空洞です

歌から出た話。

今回はゆらゆら帝国の「空洞です」を。


「待ち人と」悩んだ挙句、ホーンが憎い演出で実にいいので「空洞です」を推した。


「なぜか街には大事なものがない それはムード 甘いムード

意味を求めて無意味なものがない それはムード とろけそうな」


ゆらゆら帝国は、一人で聴くのが似合う。

不安に駆られたり、寂しかったりしている夜に一人で聴くのが似合うのだ。

歌詞と音がコーヒーとミルクのように溶け合って、水のようにすっと耳から沁み込んでいくのだ。酒と表現した方が、もしかしたら正しいのかもしれないけれど。


「俺は空洞 でかい空洞 いいよ くぐり抜けてみな 穴の中

さあどうぞ 空洞」


大学生のような、何をしていいかわからなくて悶々としていて、それでも何かしなきゃとエネルギーが有り余ってる時期に聴くと、(合法的だから)誰にも責められない分自分の中でめっちゃ苦しくなる、そんな喪失感を抱えているギリギリの不安定さが倍増しそうで危ない気がする。


「『待ち人』聴いてるとさー、向こう側の境界をやすやすと超えちゃった人なんだなーって俺は思う。」という話を知人は言う。ポップな曲調にほの暗い歌詞というアクセルベタ踏みの感じが狂気を想像させるのは、わからなくもない。


フォークのようなわかりやすい歌詞に異様な陶酔感のあるサウンドが乗っかってくるのがゆらゆら帝国の特徴だと思う。
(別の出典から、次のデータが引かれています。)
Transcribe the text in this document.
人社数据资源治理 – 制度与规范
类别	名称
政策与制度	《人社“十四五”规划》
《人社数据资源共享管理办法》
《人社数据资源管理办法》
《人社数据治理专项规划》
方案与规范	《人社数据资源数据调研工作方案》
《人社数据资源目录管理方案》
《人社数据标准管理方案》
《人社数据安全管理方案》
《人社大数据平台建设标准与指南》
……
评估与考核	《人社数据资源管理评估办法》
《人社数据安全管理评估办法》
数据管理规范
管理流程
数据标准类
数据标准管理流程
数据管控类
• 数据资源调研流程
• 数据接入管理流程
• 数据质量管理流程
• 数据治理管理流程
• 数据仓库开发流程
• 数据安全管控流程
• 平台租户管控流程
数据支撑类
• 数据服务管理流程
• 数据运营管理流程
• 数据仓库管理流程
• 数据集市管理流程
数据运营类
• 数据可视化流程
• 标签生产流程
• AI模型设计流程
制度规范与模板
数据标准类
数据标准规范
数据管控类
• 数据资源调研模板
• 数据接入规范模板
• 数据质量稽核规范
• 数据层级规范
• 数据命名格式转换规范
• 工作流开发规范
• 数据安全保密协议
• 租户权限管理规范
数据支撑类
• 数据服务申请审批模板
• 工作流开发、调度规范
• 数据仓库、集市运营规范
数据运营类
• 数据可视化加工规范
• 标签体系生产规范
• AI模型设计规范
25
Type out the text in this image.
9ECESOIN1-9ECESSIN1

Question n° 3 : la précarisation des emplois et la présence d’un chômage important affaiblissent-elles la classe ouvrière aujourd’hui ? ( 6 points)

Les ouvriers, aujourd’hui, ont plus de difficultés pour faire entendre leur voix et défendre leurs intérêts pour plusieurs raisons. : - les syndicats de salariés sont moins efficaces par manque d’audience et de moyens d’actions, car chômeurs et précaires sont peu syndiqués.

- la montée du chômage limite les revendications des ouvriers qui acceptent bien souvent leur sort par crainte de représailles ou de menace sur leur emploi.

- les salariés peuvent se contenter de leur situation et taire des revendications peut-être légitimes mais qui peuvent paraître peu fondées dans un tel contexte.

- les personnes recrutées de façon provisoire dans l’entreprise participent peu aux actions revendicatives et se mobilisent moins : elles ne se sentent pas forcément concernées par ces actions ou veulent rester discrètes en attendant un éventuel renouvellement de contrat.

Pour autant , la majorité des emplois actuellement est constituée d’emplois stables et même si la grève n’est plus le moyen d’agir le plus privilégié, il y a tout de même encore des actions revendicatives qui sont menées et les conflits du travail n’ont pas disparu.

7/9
「縛る歌」だなという感覚はある。まるで芥川龍之介の小説のように。

そのくらい、言葉に指向性、というかベクトルを感じてしまうのだ。


「言霊の力とかオカルトじみている」と本来、日常の世界では鼻で笑い飛ばさなくてはならないものが、坂本慎太郎の世界ではそれが嘘ではないような気がしてくる。